Where communities thrive


  • Join over 1.5M+ people
  • Join over 100K+ communities
  • Free without limits
  • Create your own community
People
Repo info
Activity
    Laurent Francioli
    @lfrancioli
    This is the stack trace -- too long for gitter as usual :)
    gtiao
    @gtiao
    Pipeline is
    ht = ht.persist()
    rank_ht = ht.select(is_indel=hl.is_indel(ht.alleles[0], ht.alleles[1]), score=ht.CNN_1D_Score)
    rank_ht = rank_ht.order_by(rank_ht.is_indel, rank_ht.score)
    rank_ht = rank_ht.add_index().persist()
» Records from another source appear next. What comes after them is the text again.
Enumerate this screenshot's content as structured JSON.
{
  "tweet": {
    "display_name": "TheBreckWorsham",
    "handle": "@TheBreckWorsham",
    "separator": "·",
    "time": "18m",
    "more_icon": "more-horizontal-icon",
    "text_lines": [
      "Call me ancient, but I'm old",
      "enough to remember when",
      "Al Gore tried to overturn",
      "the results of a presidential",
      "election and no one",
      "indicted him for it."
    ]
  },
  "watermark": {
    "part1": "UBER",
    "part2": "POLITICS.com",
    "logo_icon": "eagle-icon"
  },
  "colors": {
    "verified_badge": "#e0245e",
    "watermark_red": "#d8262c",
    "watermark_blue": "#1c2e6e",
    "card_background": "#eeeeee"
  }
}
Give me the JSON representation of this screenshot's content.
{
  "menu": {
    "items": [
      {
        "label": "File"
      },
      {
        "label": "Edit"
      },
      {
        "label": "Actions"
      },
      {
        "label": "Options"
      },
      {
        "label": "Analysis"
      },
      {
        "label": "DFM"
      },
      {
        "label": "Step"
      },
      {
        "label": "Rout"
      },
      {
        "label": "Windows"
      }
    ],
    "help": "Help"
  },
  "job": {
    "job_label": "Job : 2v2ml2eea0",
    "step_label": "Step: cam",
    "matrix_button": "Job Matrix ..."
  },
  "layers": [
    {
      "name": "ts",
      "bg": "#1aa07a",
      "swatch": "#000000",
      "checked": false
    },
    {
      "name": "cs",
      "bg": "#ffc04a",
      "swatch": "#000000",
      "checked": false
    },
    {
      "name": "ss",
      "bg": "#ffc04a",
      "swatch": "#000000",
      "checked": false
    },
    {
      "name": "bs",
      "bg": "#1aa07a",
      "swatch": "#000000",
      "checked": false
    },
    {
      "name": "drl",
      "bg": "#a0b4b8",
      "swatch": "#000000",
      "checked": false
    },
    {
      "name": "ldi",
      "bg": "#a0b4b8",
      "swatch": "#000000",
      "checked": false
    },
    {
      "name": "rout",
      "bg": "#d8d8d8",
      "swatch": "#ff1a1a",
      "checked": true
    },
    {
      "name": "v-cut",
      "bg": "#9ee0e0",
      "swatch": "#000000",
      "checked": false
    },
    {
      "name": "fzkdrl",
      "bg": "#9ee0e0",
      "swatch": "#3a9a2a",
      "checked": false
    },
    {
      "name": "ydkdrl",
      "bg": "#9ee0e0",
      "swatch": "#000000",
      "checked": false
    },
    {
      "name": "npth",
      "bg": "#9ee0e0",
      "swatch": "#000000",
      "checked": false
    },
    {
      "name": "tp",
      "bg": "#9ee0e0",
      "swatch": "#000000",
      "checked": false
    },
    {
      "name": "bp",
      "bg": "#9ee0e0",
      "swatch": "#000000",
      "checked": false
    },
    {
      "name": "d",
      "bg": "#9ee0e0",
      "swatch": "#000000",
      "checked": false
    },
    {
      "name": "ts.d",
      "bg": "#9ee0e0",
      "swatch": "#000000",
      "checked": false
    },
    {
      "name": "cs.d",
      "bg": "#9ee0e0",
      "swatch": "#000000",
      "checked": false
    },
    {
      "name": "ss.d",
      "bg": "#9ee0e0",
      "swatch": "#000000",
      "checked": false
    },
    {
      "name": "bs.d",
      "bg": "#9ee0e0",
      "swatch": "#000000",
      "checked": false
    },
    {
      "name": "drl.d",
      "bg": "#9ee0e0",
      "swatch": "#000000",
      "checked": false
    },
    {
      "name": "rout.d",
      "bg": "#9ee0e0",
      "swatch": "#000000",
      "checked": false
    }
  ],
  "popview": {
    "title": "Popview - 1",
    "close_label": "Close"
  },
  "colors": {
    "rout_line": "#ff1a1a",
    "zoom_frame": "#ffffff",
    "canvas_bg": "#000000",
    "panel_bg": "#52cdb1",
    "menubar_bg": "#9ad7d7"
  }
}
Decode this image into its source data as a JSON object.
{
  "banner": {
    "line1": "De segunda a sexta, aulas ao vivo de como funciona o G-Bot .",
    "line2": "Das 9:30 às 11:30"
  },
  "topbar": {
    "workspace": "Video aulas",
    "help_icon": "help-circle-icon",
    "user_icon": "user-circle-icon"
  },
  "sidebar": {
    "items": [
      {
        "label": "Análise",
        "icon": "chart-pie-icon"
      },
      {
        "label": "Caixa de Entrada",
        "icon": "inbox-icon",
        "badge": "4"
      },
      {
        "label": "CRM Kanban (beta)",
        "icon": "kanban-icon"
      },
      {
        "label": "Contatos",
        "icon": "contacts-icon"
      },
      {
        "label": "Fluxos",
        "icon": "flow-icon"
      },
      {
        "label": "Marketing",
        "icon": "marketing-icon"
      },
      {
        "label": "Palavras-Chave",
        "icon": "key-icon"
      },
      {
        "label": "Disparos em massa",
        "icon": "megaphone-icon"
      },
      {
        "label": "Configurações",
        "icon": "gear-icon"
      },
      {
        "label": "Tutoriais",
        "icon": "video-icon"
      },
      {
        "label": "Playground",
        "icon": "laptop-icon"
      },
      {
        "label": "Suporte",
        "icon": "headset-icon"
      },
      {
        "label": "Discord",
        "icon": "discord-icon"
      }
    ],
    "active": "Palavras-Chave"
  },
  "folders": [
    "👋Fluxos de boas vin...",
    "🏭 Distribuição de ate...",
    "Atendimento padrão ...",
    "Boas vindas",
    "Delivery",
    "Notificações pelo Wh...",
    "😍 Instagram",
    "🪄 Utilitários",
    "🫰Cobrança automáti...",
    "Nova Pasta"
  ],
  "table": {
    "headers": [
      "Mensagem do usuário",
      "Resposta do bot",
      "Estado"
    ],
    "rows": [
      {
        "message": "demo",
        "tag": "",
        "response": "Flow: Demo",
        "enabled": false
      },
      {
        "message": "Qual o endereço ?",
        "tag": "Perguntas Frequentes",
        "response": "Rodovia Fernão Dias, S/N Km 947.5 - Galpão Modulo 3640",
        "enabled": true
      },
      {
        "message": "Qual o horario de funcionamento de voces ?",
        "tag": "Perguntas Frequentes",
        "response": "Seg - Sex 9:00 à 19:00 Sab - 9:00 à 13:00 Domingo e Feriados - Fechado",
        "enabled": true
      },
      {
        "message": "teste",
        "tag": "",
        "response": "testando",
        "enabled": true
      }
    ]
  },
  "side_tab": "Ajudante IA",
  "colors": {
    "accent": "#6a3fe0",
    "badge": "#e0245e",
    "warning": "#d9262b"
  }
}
    n_snvs = rank_ht.aggregate(hl.agg.count_where(~rank_ht.is_indel))
    rank_ht = rank_ht.annotate(idx=hl.cond(rank_ht.is_indel, rank_ht.idx - n_snvs, rank_ht.idx))
    Daniel King
    @danking
    looking
    Konrad Karczewski
    @konradjk
    how many partitions did you end up with?
    gtiao
    @gtiao
    1000
    Daniel King
    @danking
    the issue seems to be that your partitions are too large to to shuffle
    gtiao
    @gtiao
    how can you tell?
    Daniel King
    @danking
    in particular they are greater than 2GB
    the stack trace is coming from the shuffling part of Spark’s code base
    gtiao
    @gtiao
    All right, I’ll crank up # partitions and see if that helps
    Daniel King
    @danking
    :ok_hand:
    gtiao
    @gtiao
    How do I tell how large my partition sizes are currently?
    Konrad Karczewski
    @konradjk
    wait yeah this isn't that much data
    gtiao
    @gtiao
    You know, so I can do the math
    Konrad Karczewski
    @konradjk
    sites only
    gsutil du -s -h gs://path/to
    Daniel King
    @danking
    certainly possible we have an implementation bug
    what’s the schema?
    gtiao
    @gtiao
    Contig    Pos    Ref    Alt    CNN_1D_Score
    ht = hl.import_table('gs://gnomad/variant_qc/temp/friedman_cnn_scores.tsv.gz', force_bgz=True, min_partitions=1000, impute=True)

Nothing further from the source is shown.